The report - "Up in Smoke? Latin America and the Caribbean" - confirms that largely regular and predictable temperature and rainfall patterns are changing, becoming less predictable and often more extreme.
The 2005 hurricane season was one of the most destructive in history, it says, and all the evidence suggests it's going to get worse. Melting glaciers in the Andes will change river flows and threaten water supplies for millions of people. Illegal logging and deforestation worsen the impact of flooding.
If anyone's tempted to regard this as a regional problem, the report also explains how climate change in Latin America could unleash a kind of permanent El Nino effect, killing off the Amazon and accelerating the release of carbon into the atmosphere.
"This could then become one of the environmental feedback mechanisms that scientists fear will trigger irreversible and catastrophic global warming," says the group, which includes Christian Aid, WWF and Greenpeace.

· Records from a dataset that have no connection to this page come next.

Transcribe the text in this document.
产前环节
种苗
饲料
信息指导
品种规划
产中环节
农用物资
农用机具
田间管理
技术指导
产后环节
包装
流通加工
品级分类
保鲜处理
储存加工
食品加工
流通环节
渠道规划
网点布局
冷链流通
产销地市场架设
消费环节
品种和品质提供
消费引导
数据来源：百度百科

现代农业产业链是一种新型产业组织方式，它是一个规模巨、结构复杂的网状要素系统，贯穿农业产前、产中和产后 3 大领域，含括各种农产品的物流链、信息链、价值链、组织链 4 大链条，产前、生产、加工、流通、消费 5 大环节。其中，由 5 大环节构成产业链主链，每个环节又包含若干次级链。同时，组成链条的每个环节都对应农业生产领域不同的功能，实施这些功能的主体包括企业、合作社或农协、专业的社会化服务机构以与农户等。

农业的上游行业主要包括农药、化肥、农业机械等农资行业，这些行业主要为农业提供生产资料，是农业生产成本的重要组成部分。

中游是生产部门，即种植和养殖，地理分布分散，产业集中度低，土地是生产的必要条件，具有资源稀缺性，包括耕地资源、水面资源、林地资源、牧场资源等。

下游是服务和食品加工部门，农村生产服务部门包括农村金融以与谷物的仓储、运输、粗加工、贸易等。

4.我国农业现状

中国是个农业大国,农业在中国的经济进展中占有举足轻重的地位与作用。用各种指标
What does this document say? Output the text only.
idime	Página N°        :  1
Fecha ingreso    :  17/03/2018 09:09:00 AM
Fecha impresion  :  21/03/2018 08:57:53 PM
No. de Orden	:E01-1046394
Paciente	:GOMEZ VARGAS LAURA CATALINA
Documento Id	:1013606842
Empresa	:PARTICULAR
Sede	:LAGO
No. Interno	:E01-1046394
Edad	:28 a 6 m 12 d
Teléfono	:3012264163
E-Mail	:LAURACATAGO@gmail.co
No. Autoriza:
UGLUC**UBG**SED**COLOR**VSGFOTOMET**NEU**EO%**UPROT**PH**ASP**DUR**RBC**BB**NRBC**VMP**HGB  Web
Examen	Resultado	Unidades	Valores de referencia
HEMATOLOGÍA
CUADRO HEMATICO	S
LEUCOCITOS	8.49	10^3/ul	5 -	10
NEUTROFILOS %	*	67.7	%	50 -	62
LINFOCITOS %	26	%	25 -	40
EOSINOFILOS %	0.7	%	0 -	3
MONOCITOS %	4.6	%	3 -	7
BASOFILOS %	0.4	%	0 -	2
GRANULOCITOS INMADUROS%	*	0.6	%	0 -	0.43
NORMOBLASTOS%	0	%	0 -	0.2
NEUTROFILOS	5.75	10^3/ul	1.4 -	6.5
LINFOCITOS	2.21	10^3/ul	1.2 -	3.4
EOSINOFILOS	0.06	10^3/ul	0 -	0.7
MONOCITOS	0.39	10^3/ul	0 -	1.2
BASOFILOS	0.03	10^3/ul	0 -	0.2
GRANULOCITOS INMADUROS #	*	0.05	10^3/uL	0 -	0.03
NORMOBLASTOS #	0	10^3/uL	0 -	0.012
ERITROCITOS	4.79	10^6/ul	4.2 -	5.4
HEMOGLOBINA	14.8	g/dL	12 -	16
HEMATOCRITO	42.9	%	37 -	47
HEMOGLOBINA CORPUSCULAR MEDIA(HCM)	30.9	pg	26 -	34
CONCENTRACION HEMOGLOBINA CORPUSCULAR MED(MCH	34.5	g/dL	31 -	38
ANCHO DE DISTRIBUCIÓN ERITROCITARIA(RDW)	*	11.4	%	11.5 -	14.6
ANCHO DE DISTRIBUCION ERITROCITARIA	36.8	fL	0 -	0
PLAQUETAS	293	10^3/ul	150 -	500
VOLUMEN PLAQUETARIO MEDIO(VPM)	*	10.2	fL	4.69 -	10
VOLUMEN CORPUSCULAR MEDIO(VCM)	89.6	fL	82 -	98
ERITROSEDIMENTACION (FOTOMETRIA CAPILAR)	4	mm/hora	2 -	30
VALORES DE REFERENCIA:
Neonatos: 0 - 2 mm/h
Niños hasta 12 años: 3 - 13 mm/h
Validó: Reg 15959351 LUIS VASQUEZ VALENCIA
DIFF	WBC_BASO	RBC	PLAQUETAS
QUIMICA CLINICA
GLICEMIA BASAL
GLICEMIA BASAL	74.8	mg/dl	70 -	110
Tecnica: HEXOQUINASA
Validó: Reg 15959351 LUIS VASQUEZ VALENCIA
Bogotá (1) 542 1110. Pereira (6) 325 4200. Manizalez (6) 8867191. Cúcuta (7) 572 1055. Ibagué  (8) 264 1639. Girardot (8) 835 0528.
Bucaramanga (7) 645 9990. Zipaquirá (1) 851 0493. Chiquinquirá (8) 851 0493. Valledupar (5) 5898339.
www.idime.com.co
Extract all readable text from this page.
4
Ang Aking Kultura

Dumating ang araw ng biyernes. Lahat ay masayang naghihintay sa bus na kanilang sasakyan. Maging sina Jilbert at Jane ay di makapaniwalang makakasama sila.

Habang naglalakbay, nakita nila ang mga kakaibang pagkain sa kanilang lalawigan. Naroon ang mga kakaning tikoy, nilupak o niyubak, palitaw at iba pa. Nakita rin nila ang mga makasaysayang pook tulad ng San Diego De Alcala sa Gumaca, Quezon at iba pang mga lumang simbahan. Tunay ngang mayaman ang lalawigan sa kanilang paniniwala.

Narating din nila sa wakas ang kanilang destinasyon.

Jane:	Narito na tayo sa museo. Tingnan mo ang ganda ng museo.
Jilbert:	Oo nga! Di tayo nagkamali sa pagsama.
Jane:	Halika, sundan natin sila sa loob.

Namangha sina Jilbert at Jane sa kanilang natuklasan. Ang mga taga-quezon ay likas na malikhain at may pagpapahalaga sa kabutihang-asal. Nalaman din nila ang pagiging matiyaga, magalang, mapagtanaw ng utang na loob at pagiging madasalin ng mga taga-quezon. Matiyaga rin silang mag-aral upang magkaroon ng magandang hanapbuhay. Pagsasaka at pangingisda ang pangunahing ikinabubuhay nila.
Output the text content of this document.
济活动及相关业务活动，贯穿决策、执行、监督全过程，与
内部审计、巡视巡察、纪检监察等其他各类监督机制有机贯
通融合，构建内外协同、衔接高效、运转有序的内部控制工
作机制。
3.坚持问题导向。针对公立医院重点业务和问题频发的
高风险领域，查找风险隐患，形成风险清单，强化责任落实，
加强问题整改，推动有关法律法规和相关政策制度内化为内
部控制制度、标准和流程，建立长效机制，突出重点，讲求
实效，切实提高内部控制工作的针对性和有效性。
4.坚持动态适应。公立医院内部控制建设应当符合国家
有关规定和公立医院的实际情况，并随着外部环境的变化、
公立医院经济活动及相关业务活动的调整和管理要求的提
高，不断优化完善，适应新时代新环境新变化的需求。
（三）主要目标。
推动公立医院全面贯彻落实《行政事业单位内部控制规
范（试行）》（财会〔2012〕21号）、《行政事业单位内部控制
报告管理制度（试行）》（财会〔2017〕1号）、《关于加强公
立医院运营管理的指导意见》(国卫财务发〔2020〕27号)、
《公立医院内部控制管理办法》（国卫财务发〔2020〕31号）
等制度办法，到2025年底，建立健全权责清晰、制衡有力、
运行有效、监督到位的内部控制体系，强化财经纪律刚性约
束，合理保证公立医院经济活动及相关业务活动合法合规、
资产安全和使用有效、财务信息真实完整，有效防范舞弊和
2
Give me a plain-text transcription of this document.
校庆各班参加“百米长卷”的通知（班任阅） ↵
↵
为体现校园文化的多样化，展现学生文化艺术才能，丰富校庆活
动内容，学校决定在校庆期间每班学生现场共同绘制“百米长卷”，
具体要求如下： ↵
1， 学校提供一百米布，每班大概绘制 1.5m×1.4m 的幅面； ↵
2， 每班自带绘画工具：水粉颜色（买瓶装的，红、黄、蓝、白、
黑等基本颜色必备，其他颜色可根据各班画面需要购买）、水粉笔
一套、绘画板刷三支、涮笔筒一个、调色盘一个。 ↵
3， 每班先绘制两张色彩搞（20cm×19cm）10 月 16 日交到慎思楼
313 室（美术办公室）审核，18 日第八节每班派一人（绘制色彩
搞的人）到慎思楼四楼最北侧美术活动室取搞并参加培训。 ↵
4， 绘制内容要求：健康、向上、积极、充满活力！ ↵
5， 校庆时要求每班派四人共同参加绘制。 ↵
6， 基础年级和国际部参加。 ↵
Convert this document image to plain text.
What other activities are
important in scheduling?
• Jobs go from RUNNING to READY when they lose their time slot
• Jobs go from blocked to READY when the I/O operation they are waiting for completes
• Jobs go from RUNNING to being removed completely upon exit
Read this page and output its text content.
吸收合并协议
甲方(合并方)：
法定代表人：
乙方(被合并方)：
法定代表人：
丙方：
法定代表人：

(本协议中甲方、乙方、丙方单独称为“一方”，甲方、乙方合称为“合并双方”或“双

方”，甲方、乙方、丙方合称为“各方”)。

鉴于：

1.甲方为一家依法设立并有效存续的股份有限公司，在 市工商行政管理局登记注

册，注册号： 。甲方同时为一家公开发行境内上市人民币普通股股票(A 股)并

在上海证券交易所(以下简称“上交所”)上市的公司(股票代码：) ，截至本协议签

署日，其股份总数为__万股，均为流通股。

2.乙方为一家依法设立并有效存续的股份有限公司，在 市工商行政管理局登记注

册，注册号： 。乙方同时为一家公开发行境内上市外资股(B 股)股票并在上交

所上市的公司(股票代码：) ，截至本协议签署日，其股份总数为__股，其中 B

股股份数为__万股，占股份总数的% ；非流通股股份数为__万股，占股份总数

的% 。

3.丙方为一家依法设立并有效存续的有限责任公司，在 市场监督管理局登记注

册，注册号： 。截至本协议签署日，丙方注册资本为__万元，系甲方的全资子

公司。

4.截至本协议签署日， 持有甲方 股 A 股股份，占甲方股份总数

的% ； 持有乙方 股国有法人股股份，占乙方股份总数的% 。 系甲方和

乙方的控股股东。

In his foreword to the report, former Colombian environment minister Juan Mayr Maldonado, concludes bleakly that much of the damage has already been done. The only remaining course of action is for rich countries to reduce greenhouse gas emissions.
He also says there needs to be a rethink of the model of international aid "to establish a new social contract that leads down the path of poverty reduction and greater equality to sustainable development".
Noble sentiments indeed. Undoubtedly, there is a consensus these days on the perils that we face in climate change. You have to ask yourself, though. Is anyone out there actually listening hard enough to translate any of this into meaningful action?